Беседа закончилась далеко за полночь, похоже, что Жузеп утомился слушать, да и у паренька-переводчика язык уже еле ворочался.

— Все, Андреас! Спи, мой дорогой друг.

Хохотнув, толстяк пожелал Громову спокойной ночи и отправился в свой угол, по пути пнув кого-то ногой. Вскоре послышалось чавканье, а затем — и храп. А вот Андрей, несмотря на усталость, еще долго не мог уснуть — не очень-то привычно было лежать на гниловатой соломе, да еще откуда-то сильно воняло мочой — видать, по малому делу тюремщики на двор не выводили.

Лишь ближе к утру, когда в маленьком оконце уже забрезжил свет, узник смежил веки… но тут ему не дали уснуть — снаружи загремели ключами. Скрипнула дверь, кто-то что-то сказал повелительным голосом, тотчас же поднялись трое узников, среди которых был и Жузеп. Всех троих увели, с силой хлопнув дверью. Снова зазвенели ключи.

Громов перевернулся на правый бок… и почувствовал кого-то рядом.

— Господин, — тут же зашептали по-английски.

Андрей приоткрыл глаза:

— А, это ты. Что хотел?

— Господин, умоляю, помогите мне. — Темные глаза переводчика наполнились слезами. — Умоляю…

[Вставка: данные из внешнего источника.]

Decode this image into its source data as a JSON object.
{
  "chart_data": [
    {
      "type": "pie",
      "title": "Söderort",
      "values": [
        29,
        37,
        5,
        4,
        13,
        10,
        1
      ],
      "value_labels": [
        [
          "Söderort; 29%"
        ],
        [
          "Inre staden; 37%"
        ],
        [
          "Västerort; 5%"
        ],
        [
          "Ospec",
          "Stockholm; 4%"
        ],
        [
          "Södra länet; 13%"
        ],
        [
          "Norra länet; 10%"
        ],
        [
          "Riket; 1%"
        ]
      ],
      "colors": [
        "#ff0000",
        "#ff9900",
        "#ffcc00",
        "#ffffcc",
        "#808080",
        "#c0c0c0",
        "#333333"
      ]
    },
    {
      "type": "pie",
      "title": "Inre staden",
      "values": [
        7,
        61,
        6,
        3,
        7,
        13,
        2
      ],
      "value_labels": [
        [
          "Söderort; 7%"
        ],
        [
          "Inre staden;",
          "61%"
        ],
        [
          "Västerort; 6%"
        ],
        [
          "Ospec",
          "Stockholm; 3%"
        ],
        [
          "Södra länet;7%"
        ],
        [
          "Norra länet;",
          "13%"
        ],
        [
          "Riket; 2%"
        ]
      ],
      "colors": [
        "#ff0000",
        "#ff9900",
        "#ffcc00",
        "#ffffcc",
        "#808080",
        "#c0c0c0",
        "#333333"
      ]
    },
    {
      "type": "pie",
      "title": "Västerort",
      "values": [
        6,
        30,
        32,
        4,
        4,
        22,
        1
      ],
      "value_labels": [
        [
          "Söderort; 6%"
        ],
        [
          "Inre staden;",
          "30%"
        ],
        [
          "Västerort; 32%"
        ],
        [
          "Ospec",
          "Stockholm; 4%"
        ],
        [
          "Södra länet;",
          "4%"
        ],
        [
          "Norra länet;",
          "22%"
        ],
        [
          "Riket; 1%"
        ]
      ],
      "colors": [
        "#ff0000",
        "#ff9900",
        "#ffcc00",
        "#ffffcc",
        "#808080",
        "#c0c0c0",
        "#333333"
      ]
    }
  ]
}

— Как же я могу тебе помочь? — резонно поинтересовался Громов. — Ну разве что когда выпустят — что-нибудь кому-нибудь сообщить. Впрочем, я даже имени твоего не знаю.

— Тсс! — оглянувшись, мальчишка испуганно приложил палец к губам. — Господин, умоляю, тише. Пока нет Жузепа… я… Вам и делать-то ничего не надо, просто скажите на допросе, что я тоже был с вами. Шпионил, подавал сигналы кораблю. Меня зовут Жоакин. Жоакин Перепелка.

— Хм, — Андрей спрятал улыбку. — Хорошо — не ласточка.

— Я вас прошу — скажите. Пожалуйста! Полсотни плетей мне точно не выдержать… а так… так нас повезут в Барселону, в главную городскую тюрьму. Там, может, разберутся или повесят… да пусть уж лучше повесят, чем умереть под кнутом! Все ж быстрее, без мук. А я за это твой амулет так спрячу, что нипочем не найдут. Странно, что его у тебя до сих пор не отобрали… Серебряный?